Local Well-Posedness for the Bartnik Stationary Extension Problem near Schwarzschild Spheres
Ahmed Ellithy
TL;DR
This work advances the Bartnik mass program by establishing local well-posedness for the Bartnik stationary metric extension near Schwarzschild spheres, extending prior static analyses to genuinely stationary settings. By working in a double geodesic gauge, the authors reduce the Einstein vacuum equations to a coupled elliptic–transport system and reveal a decoupling at the linearized level between the metric/potential sector and a boundary-value problem for the twist form θ. They formulate a robust Banach-space framework with Bochner-measurable spaces and solve the θ-boundary value problem via a detailed spherical harmonic analysis, obtaining uniform estimates to apply the implicit function theorem. A key outcome is the existence and uniqueness (up to isometry) of a stationary vacuum extension for Bartnik data near Schwarzschild, with a canonical θ-gauge fixing that persists under Lorentz boosts of the boundary. The results pave the way for further study of stationary Bartnik extensions and their implications for quasi-local mass in general relativity.
Abstract
We investigate the Bartnik stationary extension conjecture, which arises from the definition of the spacetime Bartnik mass for a compact region in a general initial data set satisfying the dominant energy condition. This conjecture posits the existence and uniqueness (up to isometry) of an asymptotically flat stationary vacuum spacetime containing an initial data set $(M, \mathfrak{g}, Π)$ that realizes prescribed Bartnik boundary data on $\partial M$, consisting of the induced metric, mean curvature, and appropriate components of the spacetime extrinsic curvature $Π$. Building on the analytic framework developed in arXiv:2411.02801 for the static case, we show that, in a double geodesic gauge, the stationary vacuum Einstein equations reduce to a coupled system comprising elliptic and transport-type equations, with the genuinely stationary contributions encoded in an additional boundary value problem for a $1$-form $θ$. We establish local well-posedness for the Bartnik stationary metric extension problem for Bartnik data sufficiently close to that of any coordinate sphere in any initial data set (possibly non time-symmetric) in Schwarzschild spacetime.

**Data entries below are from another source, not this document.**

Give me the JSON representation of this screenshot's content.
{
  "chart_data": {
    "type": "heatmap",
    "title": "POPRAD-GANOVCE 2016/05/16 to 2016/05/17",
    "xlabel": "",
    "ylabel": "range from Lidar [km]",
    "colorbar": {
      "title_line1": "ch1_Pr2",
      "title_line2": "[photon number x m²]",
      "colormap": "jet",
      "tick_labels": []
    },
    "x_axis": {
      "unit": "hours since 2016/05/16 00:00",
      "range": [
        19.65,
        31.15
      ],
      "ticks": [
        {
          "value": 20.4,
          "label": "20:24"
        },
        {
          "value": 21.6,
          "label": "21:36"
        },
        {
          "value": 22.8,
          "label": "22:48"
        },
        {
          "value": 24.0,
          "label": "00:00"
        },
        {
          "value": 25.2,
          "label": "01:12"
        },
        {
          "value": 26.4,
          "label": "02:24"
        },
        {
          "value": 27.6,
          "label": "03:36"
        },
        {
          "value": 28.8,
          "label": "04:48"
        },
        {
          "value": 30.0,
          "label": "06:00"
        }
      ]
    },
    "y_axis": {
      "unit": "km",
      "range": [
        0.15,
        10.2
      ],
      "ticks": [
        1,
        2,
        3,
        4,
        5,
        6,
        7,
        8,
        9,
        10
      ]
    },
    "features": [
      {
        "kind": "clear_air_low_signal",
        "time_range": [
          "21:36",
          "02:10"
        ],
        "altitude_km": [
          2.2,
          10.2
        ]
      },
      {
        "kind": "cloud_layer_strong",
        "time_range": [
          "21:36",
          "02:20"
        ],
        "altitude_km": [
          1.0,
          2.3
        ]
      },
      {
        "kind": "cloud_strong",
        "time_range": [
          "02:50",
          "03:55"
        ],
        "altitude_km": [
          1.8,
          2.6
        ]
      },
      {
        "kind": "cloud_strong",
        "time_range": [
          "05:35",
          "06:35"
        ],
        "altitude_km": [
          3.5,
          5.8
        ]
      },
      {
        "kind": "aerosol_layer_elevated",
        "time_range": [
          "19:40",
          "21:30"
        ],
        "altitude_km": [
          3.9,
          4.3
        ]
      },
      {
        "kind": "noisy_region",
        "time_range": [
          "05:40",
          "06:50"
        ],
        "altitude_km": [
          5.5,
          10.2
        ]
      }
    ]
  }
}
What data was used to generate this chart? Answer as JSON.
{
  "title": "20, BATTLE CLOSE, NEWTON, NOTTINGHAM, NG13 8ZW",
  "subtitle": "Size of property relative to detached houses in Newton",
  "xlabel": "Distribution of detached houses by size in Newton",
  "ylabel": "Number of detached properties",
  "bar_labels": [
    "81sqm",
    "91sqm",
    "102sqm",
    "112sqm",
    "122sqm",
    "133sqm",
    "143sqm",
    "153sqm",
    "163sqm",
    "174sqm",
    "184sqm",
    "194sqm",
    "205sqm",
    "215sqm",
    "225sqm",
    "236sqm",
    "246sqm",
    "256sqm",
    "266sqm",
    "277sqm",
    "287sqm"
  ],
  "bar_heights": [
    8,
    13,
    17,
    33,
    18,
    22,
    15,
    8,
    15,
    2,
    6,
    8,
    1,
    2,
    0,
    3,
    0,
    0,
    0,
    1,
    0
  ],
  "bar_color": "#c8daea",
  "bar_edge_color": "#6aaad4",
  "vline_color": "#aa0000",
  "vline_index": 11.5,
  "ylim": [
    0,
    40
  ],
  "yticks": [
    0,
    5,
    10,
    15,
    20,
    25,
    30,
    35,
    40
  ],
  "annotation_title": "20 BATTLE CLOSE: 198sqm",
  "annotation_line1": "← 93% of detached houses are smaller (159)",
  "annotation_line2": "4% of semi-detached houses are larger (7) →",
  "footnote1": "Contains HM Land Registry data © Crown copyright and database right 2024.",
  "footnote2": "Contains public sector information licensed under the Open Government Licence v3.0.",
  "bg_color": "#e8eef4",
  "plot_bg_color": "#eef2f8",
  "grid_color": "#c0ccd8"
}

This includes spheres arbitrary close to the apparent horizon in the initial data set. A key feature of our framework is that the linearized equations decouple: the equations for the metric and potential reduce to the previously solved static case, while the boundary value problem for $θ$ is treated independently. We prove solvability of this boundary value problem in the Bochner-measurable function spaces adapted to the coupled system developed in arXiv:2411.02801, establishing uniform estimates for the vector spherical harmonic decomposition of $θ$.